Both the app and app package kit for use with a general smartphone (or tablet, etc.) and the app and app package kit for use with 3D devices may be retained in the app store. When a user seeks to install the app, the app and app package kit suitable for the device type or specification is delivered to the user (step 2704). For instance, when the request originates with a user operating a 3D device, the version of the app and app package kit for use with 3D devices may be delivered, while the version of the app and app package kit for use with a general smartphone is delivered when the request originates from a smartphone.
Although FIG. 27 illustrates one example of a process 2700 for automatically converting 2D UI features in an app to 3D UI features suitable for an XR environment, various changes may be made to FIG. 27. For example, while shown as a series of steps, various steps in FIG. 27 could overlap, occur in parallel, occur in a different order, or occur any number of times (including zero times).
The present disclosure allows automatic (such as AI-assisted) conversion of a 2D widget UI to a 3D widget UI suitable for XR environments by (i) obtaining a 2D widget UI design, (ii) analyzing elements of the 2D widget UI design, (iii) determining spatial coordinates in a 3D XR space for each analyzed element, and (iv) rendering the analyzed elements at the determined spatial coordinates to form the 3D widgets. Interactions for 2D widget UI elements can be detected and translated to commands in XR space for the corresponding 3D widget UI elements. Analyzing elements of the 2D widget UI layout could include identifying buttons, text, graphics, and other elements (such as backing, stats, time/date, chunking, decorative element, and media display) that are ready to be converted into 3D widgets with consideration of element interactivity and dynamic effects in 3D spaces. Determination of spatial coordinates in a 3D XR space could include computing depth values for each analyzed element based on predefined depth profiles and consideration of placement on for both vertical and horizontal surface, where the depth profiles can be determined based on the hierarchy or importance of the UI elements.

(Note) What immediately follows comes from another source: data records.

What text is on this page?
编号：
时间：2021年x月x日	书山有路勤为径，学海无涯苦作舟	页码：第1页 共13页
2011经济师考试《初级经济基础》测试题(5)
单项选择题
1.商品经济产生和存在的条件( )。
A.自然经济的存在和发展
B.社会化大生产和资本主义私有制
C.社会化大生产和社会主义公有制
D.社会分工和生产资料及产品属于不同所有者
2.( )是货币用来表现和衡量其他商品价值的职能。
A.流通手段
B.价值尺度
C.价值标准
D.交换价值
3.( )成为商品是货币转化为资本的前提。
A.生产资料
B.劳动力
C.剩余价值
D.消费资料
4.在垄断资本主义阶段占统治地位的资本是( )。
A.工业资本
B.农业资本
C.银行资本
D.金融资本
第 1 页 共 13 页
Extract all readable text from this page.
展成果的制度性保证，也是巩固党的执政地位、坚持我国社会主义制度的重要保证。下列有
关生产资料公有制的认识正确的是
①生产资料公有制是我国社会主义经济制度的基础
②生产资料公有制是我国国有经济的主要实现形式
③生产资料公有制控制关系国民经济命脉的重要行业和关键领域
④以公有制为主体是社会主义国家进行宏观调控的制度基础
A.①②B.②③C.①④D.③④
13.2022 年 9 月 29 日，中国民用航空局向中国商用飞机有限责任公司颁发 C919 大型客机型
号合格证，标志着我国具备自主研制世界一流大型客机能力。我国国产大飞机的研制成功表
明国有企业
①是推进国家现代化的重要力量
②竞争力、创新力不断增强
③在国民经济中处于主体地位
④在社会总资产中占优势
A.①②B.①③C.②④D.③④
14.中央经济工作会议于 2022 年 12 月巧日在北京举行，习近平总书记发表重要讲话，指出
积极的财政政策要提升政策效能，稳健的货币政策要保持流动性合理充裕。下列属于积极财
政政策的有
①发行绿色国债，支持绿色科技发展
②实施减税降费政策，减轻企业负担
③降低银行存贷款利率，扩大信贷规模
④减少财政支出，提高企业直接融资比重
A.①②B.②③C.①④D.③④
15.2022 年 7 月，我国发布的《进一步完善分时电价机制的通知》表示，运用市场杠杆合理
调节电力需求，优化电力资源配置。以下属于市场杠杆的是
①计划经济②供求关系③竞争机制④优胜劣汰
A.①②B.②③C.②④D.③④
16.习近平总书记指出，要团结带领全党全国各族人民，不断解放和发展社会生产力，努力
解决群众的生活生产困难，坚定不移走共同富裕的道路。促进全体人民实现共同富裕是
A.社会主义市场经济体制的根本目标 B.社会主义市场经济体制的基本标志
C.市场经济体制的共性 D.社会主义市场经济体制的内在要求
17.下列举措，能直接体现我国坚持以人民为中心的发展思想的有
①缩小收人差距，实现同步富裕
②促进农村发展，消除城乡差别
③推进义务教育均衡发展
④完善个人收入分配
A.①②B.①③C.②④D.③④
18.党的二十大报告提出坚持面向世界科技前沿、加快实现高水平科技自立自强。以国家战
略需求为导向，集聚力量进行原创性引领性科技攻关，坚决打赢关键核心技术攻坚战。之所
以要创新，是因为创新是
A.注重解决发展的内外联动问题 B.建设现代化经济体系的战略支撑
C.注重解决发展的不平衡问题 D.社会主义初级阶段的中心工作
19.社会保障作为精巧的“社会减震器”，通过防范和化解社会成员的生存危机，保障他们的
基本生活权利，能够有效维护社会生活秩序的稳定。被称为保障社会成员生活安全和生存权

It should be noted that the functions shown in the figures or described above can be implemented in an electronic device 101, 102, 104, server 106, or other device(s) in any suitable manner. For example, in some embodiments, at least some of the functions shown in the figures or described above can be implemented or supported using one or more software applications or other software instructions that are executed by the processor 120 of the electronic device 101, 102, 104, server 106, or other device(s). In other embodiments, at least some of the functions shown in the figures or described above can be implemented or supported using dedicated hardware components. In general, the functions shown in the figures or described above can be performed using any suitable hardware or any suitable combination of hardware and software/firmware instructions. Also, the functions shown in the figures or described above can be performed by a single device or by multiple devices.
Although this disclosure has been described with reference to various example embodiments, various changes and modifications may be suggested to one skilled in the art. It is intended that this disclosure encompass such changes and modifications as fall within the scope of the appended claims.